I am in an absolute shitheap of a mood right now. It's like these last 8 months just all hit me at once at 3pm this afternoon and I am just out of my mind with anger and frustration and GAAAHAHLKGHRCASLUKHFYNSUKDA
This narcolepsy bullshit is just that... bullshit. What the hell have I done to myself in this last year in that right here, right now is how I am defined?? I made it through a degree, directed musicals, played and rehearsed and had a fucking life... and now... I'm a former musician, with a useless degree, no life path, hardly any friends that give a shit about me, a job where I am quite literally a shit kicker and I spend my days either working with some of the most negative and draining people I've ever met, or I'm at home sleeping and hating myself because I can't focus enough to retain information from the crap that I am studying.
I just so need a massive allmighty change, in attitude, in the way I manage this shit, in my career.... where the fuck am I going?? How can I get there without falling asleep and killing myself on the way?? Am I ever going to meet someone and get married, get a real job, maybe own a house and other important things that real adults have?? Am I perpetually going to be living with rotating housemates and a fucking cat that pisses everywhere??
My job is really hurting me the most at the moment. Even when I started working as a vet nurse, and studying at TAFE, I was thinking... man I am better than this. I am smart and capable of a higher level of thinking than 'What is the best way to clean a cage?". But I thought.... this is just the beginning. I can't start at the top. And now I've been at the bottom for 2 years and it's just really making me insane. It's hard work, for crappy pay. It's exhausting. It's physical (which is keeping me fit, at least). I'm constantly inhaling chemicals like bleach and friggen metho which is surely giving my respiratory system hell. And it's made SO much harder by the negative shit that comes from particular people I work with. One vet is just so hell bent on hating the place, it's like she's made it her personal mission to convince everyone else about how utterly crap and hideous everything is and turn every situation into a 'LOOK AT HOW SHIT OUR JOB IS' moment. All the time. One of the nurses has convinced herself that every other nurse that works there is significantly inferior to herself... but doesn't tell the nurses, she tells our practice manager about shit she's unhappy with, who then has to pass on the good news to the others. Like.... fuck you. Talk to me yourself if you have a problem, like an adult. Many apologies for not being superfuckingvetnursewoman.
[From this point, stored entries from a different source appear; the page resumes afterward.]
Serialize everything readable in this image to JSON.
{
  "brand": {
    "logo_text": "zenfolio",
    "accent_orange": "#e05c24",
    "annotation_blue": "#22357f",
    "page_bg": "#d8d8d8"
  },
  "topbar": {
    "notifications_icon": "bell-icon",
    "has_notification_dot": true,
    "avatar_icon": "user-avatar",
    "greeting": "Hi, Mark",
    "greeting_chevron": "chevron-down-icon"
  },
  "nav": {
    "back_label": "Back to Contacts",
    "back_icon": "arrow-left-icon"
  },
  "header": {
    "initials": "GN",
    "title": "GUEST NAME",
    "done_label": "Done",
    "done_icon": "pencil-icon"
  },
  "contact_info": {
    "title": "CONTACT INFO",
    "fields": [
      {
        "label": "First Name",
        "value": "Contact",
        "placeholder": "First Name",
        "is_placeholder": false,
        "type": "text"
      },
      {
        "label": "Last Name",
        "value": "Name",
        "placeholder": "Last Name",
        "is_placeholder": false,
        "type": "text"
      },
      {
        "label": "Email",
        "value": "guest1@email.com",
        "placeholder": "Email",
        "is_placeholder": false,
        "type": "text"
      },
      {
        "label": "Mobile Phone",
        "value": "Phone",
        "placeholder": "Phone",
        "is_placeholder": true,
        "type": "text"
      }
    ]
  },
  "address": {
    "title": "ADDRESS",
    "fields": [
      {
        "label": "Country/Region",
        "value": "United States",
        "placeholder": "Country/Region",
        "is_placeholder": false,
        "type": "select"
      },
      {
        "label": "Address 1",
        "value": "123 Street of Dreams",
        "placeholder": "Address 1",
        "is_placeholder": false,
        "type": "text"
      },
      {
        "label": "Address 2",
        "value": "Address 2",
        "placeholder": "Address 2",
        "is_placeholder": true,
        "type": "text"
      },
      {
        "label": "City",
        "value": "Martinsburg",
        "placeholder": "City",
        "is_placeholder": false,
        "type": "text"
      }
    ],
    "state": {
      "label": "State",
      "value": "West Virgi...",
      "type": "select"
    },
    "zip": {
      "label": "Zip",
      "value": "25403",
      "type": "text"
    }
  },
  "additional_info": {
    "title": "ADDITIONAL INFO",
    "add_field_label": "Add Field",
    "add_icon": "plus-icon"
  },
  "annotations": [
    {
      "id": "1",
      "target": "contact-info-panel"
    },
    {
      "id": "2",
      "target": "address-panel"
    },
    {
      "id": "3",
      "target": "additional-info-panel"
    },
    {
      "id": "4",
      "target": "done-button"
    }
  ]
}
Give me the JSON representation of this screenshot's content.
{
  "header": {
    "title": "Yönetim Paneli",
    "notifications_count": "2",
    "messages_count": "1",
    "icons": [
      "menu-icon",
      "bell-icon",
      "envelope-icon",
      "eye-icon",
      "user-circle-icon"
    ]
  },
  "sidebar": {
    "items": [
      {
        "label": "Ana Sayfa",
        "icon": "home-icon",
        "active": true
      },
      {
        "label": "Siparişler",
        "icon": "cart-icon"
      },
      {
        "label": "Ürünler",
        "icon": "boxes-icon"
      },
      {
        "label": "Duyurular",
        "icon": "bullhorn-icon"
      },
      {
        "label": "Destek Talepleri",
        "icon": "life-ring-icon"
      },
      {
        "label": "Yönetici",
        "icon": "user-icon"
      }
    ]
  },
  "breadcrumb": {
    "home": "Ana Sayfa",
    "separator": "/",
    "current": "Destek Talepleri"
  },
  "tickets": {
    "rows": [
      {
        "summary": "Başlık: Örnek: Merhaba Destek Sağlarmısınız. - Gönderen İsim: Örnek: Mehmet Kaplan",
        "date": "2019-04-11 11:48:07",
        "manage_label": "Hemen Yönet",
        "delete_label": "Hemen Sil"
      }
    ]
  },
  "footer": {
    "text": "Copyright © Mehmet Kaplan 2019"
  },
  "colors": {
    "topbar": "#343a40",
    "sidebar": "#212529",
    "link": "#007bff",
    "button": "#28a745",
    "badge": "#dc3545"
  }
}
Aaargghghghg. And after all that immensely frustrating crappiness there's the fact that if I decide to leave there, what the hell will I actually do?????????? I have a degree and a half of nothingness!!!!!!! I have a tendency to fall asleep in situations where normal people would find themselves distinctly uncomfortable, such as upside down in the back seat of a car, or front row at a big band concert, or at their significant other's grandma's funeral, or on a three legged stool. Who the hell wants someone like that working for them??? What the hell would I do anyway????
Oh I'm just so angry at life and the stupid dog that keeps whining.